A metallic spherical shell with internal and external diameters 4 cm and 8 cm is recast into a cone of base diameter 8 cm. The height of the cone is
12 cm
14 cm
15 cm
18 cm
Step 1: Write the given data.
Step 2: Find the volume of the spherical shell.
Volume of shell = Volume of outer sphere − Volume of inner sphere.

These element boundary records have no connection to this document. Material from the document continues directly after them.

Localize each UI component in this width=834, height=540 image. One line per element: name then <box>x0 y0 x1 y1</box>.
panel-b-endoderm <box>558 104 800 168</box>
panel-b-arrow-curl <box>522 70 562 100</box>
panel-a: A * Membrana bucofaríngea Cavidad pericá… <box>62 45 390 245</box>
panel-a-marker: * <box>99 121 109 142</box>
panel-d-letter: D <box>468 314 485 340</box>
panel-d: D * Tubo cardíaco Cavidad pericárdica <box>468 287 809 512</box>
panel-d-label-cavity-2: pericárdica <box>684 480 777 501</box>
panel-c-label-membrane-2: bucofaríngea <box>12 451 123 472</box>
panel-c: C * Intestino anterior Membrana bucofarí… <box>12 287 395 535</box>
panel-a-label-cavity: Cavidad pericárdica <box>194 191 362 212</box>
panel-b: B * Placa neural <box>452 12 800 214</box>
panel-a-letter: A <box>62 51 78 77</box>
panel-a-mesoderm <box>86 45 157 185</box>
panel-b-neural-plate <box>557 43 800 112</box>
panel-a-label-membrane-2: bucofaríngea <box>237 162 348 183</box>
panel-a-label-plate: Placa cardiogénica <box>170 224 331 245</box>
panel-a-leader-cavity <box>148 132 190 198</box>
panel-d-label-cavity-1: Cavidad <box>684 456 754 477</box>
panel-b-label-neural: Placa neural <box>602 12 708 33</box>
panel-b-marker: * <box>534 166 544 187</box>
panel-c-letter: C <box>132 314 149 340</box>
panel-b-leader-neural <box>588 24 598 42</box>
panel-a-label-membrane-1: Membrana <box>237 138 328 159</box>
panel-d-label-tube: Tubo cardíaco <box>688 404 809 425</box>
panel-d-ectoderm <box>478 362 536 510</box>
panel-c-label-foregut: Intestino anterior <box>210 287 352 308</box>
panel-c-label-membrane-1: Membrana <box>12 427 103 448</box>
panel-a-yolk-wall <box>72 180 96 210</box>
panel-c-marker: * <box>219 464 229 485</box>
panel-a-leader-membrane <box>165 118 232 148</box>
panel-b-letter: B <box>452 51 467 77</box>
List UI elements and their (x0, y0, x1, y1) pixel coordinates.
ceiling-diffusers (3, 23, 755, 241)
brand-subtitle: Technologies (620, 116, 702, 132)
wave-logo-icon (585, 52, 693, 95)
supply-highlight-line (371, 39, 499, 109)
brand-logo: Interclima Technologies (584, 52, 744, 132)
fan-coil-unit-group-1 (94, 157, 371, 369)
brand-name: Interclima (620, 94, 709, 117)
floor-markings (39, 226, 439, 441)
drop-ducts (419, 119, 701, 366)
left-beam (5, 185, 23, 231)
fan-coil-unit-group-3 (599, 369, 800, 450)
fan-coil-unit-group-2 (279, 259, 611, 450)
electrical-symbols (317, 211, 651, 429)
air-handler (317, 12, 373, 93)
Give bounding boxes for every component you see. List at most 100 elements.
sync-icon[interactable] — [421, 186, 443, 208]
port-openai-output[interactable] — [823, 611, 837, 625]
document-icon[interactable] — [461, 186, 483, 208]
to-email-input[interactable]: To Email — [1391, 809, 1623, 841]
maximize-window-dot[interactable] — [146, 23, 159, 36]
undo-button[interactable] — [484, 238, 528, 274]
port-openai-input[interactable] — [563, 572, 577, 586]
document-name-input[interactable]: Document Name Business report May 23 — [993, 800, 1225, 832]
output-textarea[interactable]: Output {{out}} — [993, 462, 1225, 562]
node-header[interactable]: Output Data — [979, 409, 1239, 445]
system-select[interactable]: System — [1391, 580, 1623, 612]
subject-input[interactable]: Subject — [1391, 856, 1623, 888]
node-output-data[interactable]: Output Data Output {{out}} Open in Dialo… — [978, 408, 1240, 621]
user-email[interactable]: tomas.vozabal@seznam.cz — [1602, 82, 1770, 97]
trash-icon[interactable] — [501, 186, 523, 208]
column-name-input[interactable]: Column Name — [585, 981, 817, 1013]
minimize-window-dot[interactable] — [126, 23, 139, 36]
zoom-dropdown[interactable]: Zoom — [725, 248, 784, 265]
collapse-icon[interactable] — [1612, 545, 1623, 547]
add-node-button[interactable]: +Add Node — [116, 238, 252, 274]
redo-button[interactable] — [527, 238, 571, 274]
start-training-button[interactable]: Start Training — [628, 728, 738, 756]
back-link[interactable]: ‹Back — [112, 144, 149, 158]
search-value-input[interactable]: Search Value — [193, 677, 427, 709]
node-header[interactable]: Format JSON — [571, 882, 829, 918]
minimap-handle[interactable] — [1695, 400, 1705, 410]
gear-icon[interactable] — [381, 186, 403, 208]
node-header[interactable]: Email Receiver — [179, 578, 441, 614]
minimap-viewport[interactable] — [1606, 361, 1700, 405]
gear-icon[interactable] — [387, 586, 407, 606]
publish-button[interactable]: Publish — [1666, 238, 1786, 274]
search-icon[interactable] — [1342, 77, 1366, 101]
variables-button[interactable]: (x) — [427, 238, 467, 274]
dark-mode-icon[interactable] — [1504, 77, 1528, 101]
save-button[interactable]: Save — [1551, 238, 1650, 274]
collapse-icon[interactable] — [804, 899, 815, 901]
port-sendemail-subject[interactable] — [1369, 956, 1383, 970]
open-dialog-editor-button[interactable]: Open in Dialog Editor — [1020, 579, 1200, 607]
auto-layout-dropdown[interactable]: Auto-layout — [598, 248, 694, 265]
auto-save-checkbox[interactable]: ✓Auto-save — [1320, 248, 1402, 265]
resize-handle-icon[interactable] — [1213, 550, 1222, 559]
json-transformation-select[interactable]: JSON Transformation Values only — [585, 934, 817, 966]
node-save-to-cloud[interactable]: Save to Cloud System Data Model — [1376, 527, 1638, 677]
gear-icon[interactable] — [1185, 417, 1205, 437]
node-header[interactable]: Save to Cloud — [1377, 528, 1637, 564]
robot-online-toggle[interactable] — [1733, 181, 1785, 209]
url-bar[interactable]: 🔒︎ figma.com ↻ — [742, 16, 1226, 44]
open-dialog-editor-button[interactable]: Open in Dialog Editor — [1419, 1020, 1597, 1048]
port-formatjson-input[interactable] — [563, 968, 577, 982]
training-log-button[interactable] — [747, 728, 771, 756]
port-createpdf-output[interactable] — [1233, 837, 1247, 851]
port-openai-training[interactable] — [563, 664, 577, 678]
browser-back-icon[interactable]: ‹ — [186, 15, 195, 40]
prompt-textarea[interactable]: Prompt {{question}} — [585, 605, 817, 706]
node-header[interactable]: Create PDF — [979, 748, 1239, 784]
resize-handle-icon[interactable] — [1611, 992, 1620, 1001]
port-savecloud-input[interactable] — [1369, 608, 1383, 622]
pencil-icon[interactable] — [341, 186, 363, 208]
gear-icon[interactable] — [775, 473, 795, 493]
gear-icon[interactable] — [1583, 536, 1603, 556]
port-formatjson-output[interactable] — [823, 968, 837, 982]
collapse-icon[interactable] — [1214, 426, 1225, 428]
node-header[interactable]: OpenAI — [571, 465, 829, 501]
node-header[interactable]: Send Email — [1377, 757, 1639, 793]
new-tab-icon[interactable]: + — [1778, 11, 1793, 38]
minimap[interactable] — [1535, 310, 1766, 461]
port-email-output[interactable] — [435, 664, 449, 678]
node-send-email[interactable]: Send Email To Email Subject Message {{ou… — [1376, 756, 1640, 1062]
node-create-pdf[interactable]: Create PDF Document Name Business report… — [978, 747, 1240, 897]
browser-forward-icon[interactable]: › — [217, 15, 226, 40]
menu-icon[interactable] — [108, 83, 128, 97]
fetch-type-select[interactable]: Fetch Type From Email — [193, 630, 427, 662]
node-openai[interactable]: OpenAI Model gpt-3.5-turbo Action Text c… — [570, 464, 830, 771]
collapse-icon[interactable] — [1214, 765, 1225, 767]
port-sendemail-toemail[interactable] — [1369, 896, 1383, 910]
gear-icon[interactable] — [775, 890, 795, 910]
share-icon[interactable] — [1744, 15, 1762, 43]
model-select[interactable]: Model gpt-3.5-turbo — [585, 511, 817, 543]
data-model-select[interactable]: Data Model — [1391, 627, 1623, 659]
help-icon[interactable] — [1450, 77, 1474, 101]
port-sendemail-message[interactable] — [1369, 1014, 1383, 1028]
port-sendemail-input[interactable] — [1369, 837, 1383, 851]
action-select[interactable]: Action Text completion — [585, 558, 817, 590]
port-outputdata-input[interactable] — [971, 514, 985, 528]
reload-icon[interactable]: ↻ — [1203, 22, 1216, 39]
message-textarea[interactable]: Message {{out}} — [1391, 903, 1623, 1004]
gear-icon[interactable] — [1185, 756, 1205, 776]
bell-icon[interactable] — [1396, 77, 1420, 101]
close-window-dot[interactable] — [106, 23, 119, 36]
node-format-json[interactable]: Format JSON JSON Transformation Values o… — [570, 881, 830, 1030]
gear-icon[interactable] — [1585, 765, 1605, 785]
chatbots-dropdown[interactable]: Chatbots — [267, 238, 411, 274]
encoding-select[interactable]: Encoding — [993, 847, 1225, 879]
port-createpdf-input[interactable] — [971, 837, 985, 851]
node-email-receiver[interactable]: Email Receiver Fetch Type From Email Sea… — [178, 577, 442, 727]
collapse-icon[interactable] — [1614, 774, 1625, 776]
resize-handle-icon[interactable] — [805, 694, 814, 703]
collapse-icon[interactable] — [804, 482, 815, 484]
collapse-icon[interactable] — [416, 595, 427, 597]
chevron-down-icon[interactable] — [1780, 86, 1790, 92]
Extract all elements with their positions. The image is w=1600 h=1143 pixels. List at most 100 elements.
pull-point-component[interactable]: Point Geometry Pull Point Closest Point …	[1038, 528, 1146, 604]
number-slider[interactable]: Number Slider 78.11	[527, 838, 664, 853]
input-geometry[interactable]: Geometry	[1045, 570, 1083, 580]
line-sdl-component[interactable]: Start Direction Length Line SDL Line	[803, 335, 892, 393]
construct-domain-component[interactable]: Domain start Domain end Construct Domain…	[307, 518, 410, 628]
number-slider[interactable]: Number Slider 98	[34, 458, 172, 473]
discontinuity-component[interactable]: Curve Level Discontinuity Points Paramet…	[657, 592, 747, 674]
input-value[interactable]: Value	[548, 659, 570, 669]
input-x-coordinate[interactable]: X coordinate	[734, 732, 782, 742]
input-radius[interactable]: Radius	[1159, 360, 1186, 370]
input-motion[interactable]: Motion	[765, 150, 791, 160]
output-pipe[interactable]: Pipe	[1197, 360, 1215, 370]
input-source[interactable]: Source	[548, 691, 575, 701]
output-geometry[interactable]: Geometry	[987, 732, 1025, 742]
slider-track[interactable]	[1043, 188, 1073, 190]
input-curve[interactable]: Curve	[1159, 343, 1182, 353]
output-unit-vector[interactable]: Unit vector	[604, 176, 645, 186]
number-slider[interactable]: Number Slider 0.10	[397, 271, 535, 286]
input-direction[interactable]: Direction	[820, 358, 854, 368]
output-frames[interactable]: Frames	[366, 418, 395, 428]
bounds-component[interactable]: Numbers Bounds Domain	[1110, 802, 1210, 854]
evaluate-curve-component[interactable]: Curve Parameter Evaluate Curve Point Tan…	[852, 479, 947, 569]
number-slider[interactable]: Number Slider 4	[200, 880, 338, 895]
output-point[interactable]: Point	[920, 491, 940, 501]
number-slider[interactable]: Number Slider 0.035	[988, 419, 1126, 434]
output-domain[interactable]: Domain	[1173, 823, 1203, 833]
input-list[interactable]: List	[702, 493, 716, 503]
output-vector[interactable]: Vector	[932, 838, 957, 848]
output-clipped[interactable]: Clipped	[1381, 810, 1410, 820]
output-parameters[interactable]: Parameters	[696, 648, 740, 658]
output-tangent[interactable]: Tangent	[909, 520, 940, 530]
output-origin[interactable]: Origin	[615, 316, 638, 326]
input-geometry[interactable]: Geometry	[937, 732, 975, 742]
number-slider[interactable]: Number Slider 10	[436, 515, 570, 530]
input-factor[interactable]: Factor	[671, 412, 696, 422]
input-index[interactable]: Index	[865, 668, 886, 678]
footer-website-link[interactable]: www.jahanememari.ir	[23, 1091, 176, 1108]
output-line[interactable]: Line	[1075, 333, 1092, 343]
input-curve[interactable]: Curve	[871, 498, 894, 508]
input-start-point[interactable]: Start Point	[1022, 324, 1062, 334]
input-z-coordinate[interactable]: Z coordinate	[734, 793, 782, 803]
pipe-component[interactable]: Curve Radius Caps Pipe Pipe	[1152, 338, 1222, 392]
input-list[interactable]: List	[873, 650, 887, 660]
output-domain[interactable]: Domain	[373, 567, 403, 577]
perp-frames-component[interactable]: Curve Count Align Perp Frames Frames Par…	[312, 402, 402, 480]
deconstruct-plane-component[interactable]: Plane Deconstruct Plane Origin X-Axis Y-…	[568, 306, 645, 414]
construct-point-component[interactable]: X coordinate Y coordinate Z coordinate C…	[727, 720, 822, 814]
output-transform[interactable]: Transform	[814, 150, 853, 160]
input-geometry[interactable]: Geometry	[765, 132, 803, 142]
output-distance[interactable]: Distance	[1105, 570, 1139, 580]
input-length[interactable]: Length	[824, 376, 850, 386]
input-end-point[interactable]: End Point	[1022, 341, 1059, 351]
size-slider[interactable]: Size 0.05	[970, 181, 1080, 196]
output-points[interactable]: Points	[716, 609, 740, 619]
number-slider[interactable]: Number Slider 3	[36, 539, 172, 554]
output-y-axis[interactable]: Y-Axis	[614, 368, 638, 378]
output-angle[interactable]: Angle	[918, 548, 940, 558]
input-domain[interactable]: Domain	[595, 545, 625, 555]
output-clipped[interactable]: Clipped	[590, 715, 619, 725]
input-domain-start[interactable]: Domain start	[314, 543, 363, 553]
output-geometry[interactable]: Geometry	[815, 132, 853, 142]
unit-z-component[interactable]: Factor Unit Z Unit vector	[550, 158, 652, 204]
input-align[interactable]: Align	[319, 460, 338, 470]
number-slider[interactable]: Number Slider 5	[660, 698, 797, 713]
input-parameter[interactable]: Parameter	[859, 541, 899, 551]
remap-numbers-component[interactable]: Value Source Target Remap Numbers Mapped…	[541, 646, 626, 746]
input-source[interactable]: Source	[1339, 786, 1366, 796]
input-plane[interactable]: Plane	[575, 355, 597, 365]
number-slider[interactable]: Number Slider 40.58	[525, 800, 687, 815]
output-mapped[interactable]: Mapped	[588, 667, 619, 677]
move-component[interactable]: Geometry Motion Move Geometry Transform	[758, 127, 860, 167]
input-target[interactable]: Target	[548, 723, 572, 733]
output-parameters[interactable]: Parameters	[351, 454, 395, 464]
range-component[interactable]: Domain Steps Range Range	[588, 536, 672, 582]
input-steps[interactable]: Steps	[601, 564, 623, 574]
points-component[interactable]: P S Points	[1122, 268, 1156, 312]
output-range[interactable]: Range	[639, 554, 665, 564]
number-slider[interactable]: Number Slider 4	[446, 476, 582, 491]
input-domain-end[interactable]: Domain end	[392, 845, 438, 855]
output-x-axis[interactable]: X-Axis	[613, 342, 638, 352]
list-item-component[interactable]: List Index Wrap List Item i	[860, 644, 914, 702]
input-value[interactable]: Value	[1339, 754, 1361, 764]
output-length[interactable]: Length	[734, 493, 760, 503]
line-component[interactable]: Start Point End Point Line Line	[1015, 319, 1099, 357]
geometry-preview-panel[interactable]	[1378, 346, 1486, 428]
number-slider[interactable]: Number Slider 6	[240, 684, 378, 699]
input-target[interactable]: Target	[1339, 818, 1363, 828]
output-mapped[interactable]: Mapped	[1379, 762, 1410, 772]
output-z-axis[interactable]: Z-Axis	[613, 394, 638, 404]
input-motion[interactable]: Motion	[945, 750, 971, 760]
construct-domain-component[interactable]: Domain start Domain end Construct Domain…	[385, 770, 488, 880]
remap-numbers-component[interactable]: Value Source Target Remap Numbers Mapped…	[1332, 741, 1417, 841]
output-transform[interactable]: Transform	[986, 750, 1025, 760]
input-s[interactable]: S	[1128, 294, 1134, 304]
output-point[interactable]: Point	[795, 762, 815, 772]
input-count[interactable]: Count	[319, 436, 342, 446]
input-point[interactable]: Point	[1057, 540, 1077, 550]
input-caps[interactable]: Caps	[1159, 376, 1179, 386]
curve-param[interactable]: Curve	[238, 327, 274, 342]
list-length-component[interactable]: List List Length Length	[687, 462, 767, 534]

Outer radius = 4 cm, Inner radius = 2 cm.
So,
\[ V_{shell} = \dfrac{4}{3}\pi \big( R^3 - r^3 \big) = \dfrac{4}{3}\pi (4^3 - 2^3). \]
\(4^3 = 64, \; 2^3 = 8 \).
Therefore, \( V_{shell} = \dfrac{4}{3}\pi (64 - 8) = \dfrac{4}{3}\pi (56) = \dfrac{224}{3}\pi \; \text{cm}^3. \)
Step 3: Volume of the cone formed.
Formula: \( V_{cone} = \dfrac{1}{3} \pi r^2 h \)
Here, \(r = 4\,\text{cm}, h = ?\)
So, \( V_{cone} = \dfrac{1}{3} \pi (4^2) h = \dfrac{1}{3} \pi (16) h = \dfrac{16}{3}\pi h \).
Step 4: Equating the volumes.
Since the shell is melted to form the cone:
\( V_{shell} = V_{cone} \)
\( \dfrac{224}{3}\pi = \dfrac{16}{3}\pi h \)
Step 5: Simplify and solve for \(h\).
Cancel \( \dfrac{\pi}{3} \) on both sides:
\(224 = 16h \)
\( h = \dfrac{224}{16} = 14 \)
Final Answer: Height of the cone = 14 cm.